The NLP pipeline was designed with the ultimate goal of electronically validating true cases of pneumonia among the 81,707 putative episodes that initially met inclusion criteria based on documentation by a total of 225,893 chest x-ray reports. Inclusion of an episode required documentation at least one chest X-ray report. Pneumonia episodes were grouped into one of two cohorts and parsed through the NLP pipeline. Creating the NLP pipeline was an essential first step in achieving pneumonia status classification as described below.

2.3.1. Lexicon

The NLP pipeline is outlined in Figure S2 (See Appendix). A dictionary of keywords (lexicon) enumerating positive and negative qualifiers for a confirmed pneumonia diagnosis was developed as the critical component contributing to NLP pipeline functionality. (Table S1 (See Appendix)). Terminology included in the dictionary was informed by a detailed literature review to obtain a list of key words to validate ‘presence’ or ‘absence’ of pneumonia in the radiology report. Further, the data abstraction manual developed by Dublin et al.⁵, was reviewed and a list of key words extracted that could classify terminology in radiology reports as ‘consistent’ or ‘inconsistent’ with presence of pneumonia. Complex features were manually reviewed. The keywords in the dictionary were mapped to a list of concept unique identifiers (CUIs) representing the primary radiological findings in chest X-ray reports validating presence/absence of pneumonia and its phenotypic features. ‘Clinical Text Analysis and Knowledge Extraction System’ (cTAKES)¹⁰, an open sourced NLP system developed by Mayo Clinic which combines rule-based and machine learning (ML) techniques¹¹ to extract information from clinical documents, was used to analyze text-based interpretations of radiographic reports. The cTAKES platform was used to extract CUI’s from the unified medical language system (UMLS) database¹² to develop a domain-specific lexicon (Figure S3 (See Appendix)).
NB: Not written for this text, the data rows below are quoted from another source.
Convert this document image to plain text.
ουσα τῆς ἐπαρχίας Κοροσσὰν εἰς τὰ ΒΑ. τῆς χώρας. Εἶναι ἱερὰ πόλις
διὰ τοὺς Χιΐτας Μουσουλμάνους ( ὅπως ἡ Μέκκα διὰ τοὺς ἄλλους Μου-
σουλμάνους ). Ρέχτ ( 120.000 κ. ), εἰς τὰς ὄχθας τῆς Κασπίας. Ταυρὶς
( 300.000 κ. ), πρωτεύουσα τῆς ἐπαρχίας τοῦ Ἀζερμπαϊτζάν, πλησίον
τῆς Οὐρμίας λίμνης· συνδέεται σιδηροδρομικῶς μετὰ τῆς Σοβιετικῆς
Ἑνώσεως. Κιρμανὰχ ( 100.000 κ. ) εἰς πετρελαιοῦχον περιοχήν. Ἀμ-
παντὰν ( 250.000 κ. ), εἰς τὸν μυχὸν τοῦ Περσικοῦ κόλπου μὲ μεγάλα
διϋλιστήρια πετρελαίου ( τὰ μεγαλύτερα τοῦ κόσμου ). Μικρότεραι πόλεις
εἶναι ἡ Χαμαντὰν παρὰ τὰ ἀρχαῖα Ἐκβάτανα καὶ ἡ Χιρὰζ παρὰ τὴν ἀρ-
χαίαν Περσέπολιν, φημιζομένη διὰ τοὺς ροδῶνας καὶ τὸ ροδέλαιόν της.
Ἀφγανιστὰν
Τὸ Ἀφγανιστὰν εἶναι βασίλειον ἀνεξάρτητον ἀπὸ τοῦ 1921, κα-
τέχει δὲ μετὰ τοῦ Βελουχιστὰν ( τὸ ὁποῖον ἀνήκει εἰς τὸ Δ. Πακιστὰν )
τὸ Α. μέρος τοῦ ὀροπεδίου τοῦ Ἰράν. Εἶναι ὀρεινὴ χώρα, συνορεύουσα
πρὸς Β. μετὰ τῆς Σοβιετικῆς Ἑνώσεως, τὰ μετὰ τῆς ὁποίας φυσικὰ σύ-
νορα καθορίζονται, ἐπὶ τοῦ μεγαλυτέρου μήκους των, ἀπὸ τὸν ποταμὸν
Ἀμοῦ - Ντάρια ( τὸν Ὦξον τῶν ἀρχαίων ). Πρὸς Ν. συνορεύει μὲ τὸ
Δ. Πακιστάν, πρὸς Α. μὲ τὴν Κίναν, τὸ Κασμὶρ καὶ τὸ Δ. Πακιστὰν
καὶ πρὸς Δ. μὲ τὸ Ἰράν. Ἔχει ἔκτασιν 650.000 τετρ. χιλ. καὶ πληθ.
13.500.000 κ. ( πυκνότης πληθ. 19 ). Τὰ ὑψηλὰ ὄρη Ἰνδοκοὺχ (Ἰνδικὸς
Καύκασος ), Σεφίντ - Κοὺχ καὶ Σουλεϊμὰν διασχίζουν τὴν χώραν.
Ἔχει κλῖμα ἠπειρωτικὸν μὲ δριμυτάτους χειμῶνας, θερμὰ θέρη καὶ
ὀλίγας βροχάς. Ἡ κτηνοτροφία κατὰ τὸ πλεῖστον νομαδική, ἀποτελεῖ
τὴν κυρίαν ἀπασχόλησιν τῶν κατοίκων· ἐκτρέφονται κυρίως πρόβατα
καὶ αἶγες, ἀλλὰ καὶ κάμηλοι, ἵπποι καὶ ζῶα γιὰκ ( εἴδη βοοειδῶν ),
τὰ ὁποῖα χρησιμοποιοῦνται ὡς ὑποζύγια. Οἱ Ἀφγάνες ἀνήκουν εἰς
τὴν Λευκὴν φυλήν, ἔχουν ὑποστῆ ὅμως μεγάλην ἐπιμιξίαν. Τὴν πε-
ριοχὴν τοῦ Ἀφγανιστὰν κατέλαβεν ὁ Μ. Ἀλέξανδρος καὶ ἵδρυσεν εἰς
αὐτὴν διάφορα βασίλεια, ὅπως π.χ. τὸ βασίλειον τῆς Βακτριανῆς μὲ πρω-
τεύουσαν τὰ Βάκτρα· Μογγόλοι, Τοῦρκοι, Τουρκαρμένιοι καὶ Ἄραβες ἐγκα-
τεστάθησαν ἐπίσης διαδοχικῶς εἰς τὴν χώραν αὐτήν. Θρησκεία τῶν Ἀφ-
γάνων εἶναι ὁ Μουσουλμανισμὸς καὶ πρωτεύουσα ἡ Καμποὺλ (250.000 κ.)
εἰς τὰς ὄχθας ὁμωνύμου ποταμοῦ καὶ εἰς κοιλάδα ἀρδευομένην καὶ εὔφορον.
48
2.3.2. Classification rules

A set of rules was further developed to support classification of each pneumonia episode into one of three categories: 1) ‘positive’, 2) ‘negative’ or 3) ‘not classified: requires manual review’, based on tagged concepts that validate or refute the diagnostic code. Text review of radiology notes limited focus to the ‘Findings’, and ‘Impression’ sections of a radiology notes where radiologists summarized their observations and interpretations of the chest x-ray features important in classifying the episodes (See Figure 2.). The ‘Clinical indications’ section of the notes was not included because it mostly represented the differential diagnosis of the clinician which prompted the chest x-ray order placed to further investigate suspicion of pneumonia.
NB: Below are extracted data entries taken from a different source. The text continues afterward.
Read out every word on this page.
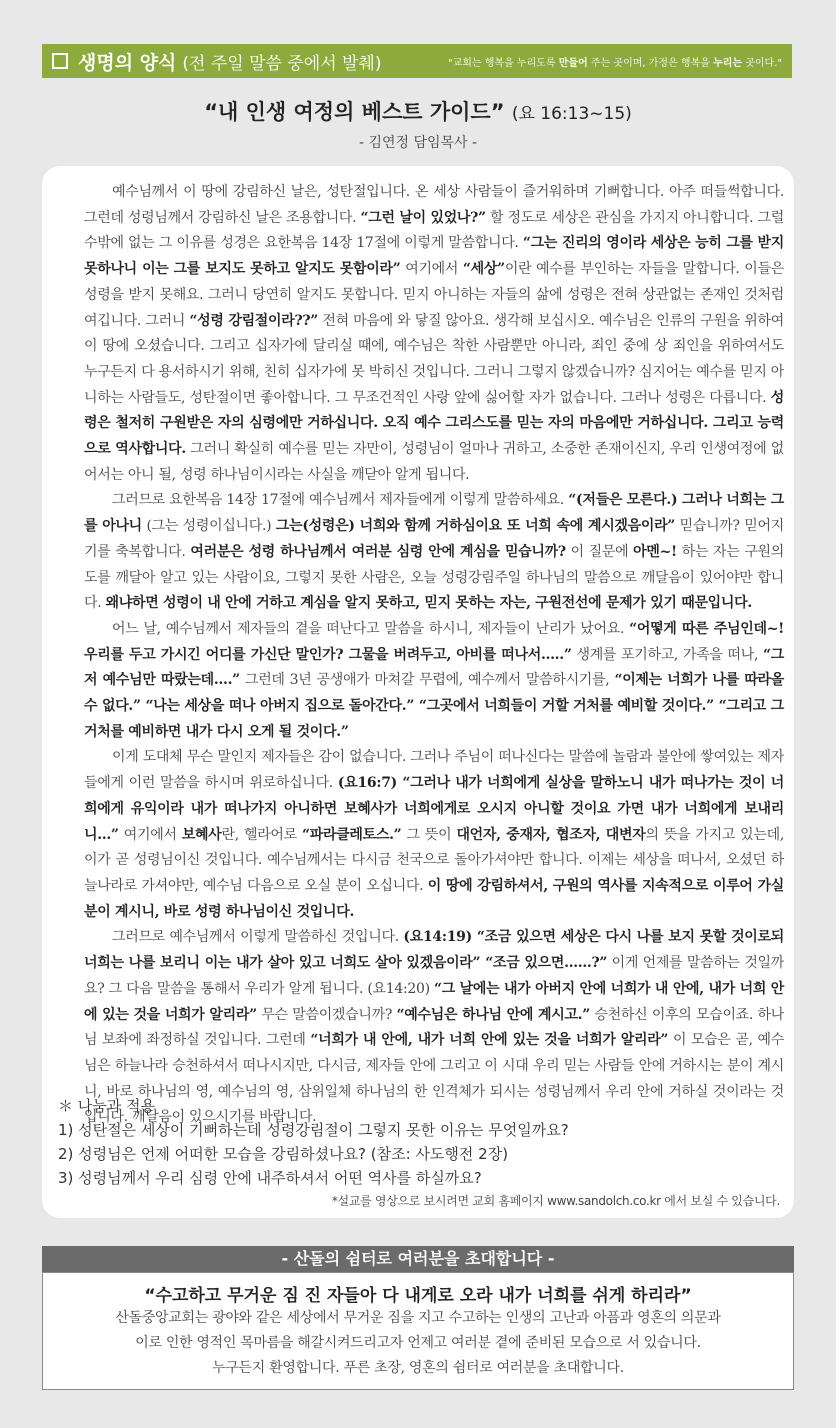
생명의 양식 (전 주일 말씀 중에서 발췌)	"교회는 행복을 누리도록 만들어 주는 곳이며, 가정은 행복을 누리는 곳이다."
“내 인생 여정의 베스트 가이드” (요 16:13~15)
- 김연정 담임목사 -

예수님께서 이 땅에 강림하신 날은, 성탄절입니다. 온 세상 사람들이 즐거워하며 기뻐합니다. 아주 떠들썩합니다. 그런데 성령님께서 강림하신 날은 조용합니다. “그런 날이 있었나?” 할 정도로 세상은 관심을 가지지 아니합니다. 그럴 수밖에 없는 그 이유를 성경은 요한복음 14장 17절에 이렇게 말씀합니다. “그는 진리의 영이라 세상은 능히 그를 받지 못하나니 이는 그를 보지도 못하고 알지도 못함이라” 여기에서 “세상”이란 예수를 부인하는 자들을 말합니다. 이들은 성령을 받지 못해요. 그러니 당연히 알지도 못합니다. 믿지 아니하는 자들의 삶에 성령은 전혀 상관없는 존재인 것처럼 여깁니다. 그러니 “성령 강림절이라??” 전혀 마음에 와 닿질 않아요. 생각해 보십시오. 예수님은 인류의 구원을 위하여 이 땅에 오셨습니다. 그리고 십자가에 달리실 때에, 예수님은 착한 사람뿐만 아니라, 죄인 중에 상 죄인을 위하여서도 누구든지 다 용서하시기 위해, 친히 십자가에 못 박히신 것입니다. 그러니 그렇지 않겠습니까? 심지어는 예수를 믿지 아니하는 사람들도, 성탄절이면 좋아합니다. 그 무조건적인 사랑 앞에 싫어할 자가 없습니다. 그러나 성령은 다릅니다. 성령은 철저히 구원받은 자의 심령에만 거하십니다. 오직 예수 그리스도를 믿는 자의 마음에만 거하십니다. 그리고 능력으로 역사합니다. 그러니 확실히 예수를 믿는 자만이, 성령님이 얼마나 귀하고, 소중한 존재이신지, 우리 인생여정에 없어서는 아니 될, 성령 하나님이시라는 사실을 깨닫아 알게 됩니다.

그러므로 요한복음 14장 17절에 예수님께서 제자들에게 이렇게 말씀하세요. “(저들은 모른다.) 그러나 너희는 그를 아나니 (그는 성령이십니다.) 그는(성령은) 너희와 함께 거하심이요 또 너희 속에 계시겠음이라” 믿습니까? 믿어지기를 축복합니다. 여러분은 성령 하나님께서 여러분 심령 안에 계심을 믿습니까? 이 질문에 아멘~! 하는 자는 구원의 도를 깨달아 알고 있는 사람이요, 그렇지 못한 사람은, 오늘 성령강림주일 하나님의 말씀으로 깨달음이 있어야만 합니다. 왜냐하면 성령이 내 안에 거하고 계심을 알지 못하고, 믿지 못하는 자는, 구원전선에 문제가 있기 때문입니다.

어느 날, 예수님께서 제자들의 곁을 떠난다고 말씀을 하시니, 제자들이 난리가 났어요. “어떻게 따른 주님인데~! 우리를 두고 가시긴 어디를 가신단 말인가? 그물을 버려두고, 아비를 떠나서…..” 생계를 포기하고, 가족을 떠나, “그저 예수님만 따랐는데….” 그런데 3년 공생애가 마쳐갈 무렵에, 예수께서 말씀하시기를, “이제는 너희가 나를 따라올 수 없다.” “나는 세상을 떠나 아버지 집으로 돌아간다.” “그곳에서 너희들이 거할 거처를 예비할 것이다.” “그리고 그 거처를 예비하면 내가 다시 오게 될 것이다.”

이게 도대체 무슨 말인지 제자들은 감이 없습니다. 그러나 주님이 떠나신다는 말씀에 놀람과 불안에 쌓여있는 제자들에게 이런 말씀을 하시며 위로하십니다. (요16:7) “그러나 내가 너희에게 실상을 말하노니 내가 떠나가는 것이 너희에게 유익이라 내가 떠나가지 아니하면 보혜사가 너희에게로 오시지 아니할 것이요 가면 내가 너희에게 보내리니…” 여기에서 보혜사란, 헬라어로 “파라클레토스.” 그 뜻이 대언자, 중재자, 협조자, 대변자의 뜻을 가지고 있는데, 이가 곧 성령님이신 것입니다. 예수님께서는 다시금 천국으로 돌아가셔야만 합니다. 이제는 세상을 떠나서, 오셨던 하늘나라로 가셔야만, 예수님 다음으로 오실 분이 오십니다. 이 땅에 강림하셔서, 구원의 역사를 지속적으로 이루어 가실 분이 계시니, 바로 성령 하나님이신 것입니다.

그러므로 예수님께서 이렇게 말씀하신 것입니다. (요14:19) “조금 있으면 세상은 다시 나를 보지 못할 것이로되 너희는 나를 보리니 이는 내가 살아 있고 너희도 살아 있겠음이라” “조금 있으면……?” 이게 언제를 말씀하는 것일까요? 그 다음 말씀을 통해서 우리가 알게 됩니다. (요14:20) “그 날에는 내가 아버지 안에 너희가 내 안에, 내가 너희 안에 있는 것을 너희가 알리라” 무슨 말씀이겠습니까? “예수님은 하나님 안에 계시고.” 승천하신 이후의 모습이죠. 하나님 보좌에 좌정하실 것입니다. 그런데 “너희가 내 안에, 내가 너희 안에 있는 것을 너희가 알리라” 이 모습은 곧, 예수님은 하늘나라 승천하셔서 떠나시지만, 다시금, 제자들 안에 그리고 이 시대 우리 믿는 사람들 안에 거하시는 분이 계시니, 바로 하나님의 영, 예수님의 영, 삼위일체 하나님의 한 인격체가 되시는 성령님께서 우리 안에 거하실 것이라는 것입니다. 깨달음이 있으시기를 바랍니다.

＊ 나눔과 적용
1) 성탄절은 세상이 기뻐하는데 성령강림절이 그렇지 못한 이유는 무엇일까요?
2) 성령님은 언제 어떠한 모습을 강림하셨나요? (참조: 사도행전 2장)
3) 성령님께서 우리 심령 안에 내주하셔서 어떤 역사를 하실까요?
*설교를 영상으로 보시려면 교회 홈페이지 www.sandolch.co.kr 에서 보실 수 있습니다.
- 산돌의 쉼터로 여러분을 초대합니다 -
“수고하고 무거운 짐 진 자들아 다 내게로 오라 내가 너희를 쉬게 하리라”
산돌중앙교회는 광야와 같은 세상에서 무거운 짐을 지고 수고하는 인생의 고난과 아픔과 영혼의 의문과
이로 인한 영적인 목마름을 해갈시켜드리고자 언제고 여러분 곁에 준비된 모습으로 서 있습니다.
누구든지 환영합니다. 푸른 초장, 영혼의 쉼터로 여러분을 초대합니다.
Fig. 2 — Examples of mapping between “positive” and “negative” qualifiers from radiology text and concept unique identifiers (CUIs) from UMLS.
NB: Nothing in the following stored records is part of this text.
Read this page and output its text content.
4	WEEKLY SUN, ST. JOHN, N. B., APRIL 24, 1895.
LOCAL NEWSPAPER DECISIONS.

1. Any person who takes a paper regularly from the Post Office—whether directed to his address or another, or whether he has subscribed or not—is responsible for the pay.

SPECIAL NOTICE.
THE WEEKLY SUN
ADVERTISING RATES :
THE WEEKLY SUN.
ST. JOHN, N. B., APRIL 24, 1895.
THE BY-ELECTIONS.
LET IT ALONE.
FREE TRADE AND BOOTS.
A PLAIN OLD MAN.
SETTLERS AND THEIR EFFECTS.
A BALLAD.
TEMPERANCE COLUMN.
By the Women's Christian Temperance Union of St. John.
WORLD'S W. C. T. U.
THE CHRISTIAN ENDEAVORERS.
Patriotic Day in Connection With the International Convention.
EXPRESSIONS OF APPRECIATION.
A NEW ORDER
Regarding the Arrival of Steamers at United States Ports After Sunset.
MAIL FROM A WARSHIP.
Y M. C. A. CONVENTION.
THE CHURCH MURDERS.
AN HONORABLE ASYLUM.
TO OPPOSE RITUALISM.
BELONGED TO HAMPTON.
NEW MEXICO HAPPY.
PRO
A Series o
A set of three rules was defined to identify putative pneumonia cases based on ‘positive’ and ‘negative’ qualifiers (concepts) from the radiology reports. These three rules included:

I. Rule of Hierarchy:

The presence of at least one positive qualifier in the radiographic notes classifies the episode as ‘positive’ for pneumonia. A hierarchical approach was followed where a positive qualifier would supersede a negative qualifier in classifying episodes. Absence of either of qualifier renders that episode as ‘unclassified’.

II. Rule of Majority:

In contrast to the ‘hierarchical approach’, episode classification was based on ‘majority’ content of qualifiers in the radiographic note which were either classified as ‘positive’ or ‘negative’ found in either ‘Findings’ and ‘Impression’ sections

III. Rule of Majority (‘I’):

Episode classification was based on the ‘majority’, or number of positive or negative qualifiers in the radiographic note, limited only to those found in the ‘Impression’ section of the radiological note.

This contrasts with the rules of hierarchy and majority that considered qualifiers in both ‘Findings’ and ‘Impression’ sections.

In the event of equivalent representation of both positive and negative qualifiers in a given episode, that episode was classified as positive.

A set of decision rules was adapted from the abstraction guide provided by Dublin et al.⁵ to address inconsistencies in radiology reports. For example, in the sentence “There is parenchymal density present at the right lung base that is certainly consistent with a history of pneumonia/atelectasis”, the NLP tool identifies both ‘positive’ (pneumonia) and ‘negative’ (atelectasis) concepts, thus lending ambiguity to definitive classification of such records. The decision rule shown in Table 2 was adapted to address the above-stated ambiguity.

Table 2:

Decision rules to classify radiology reports having both positive and negative concepts.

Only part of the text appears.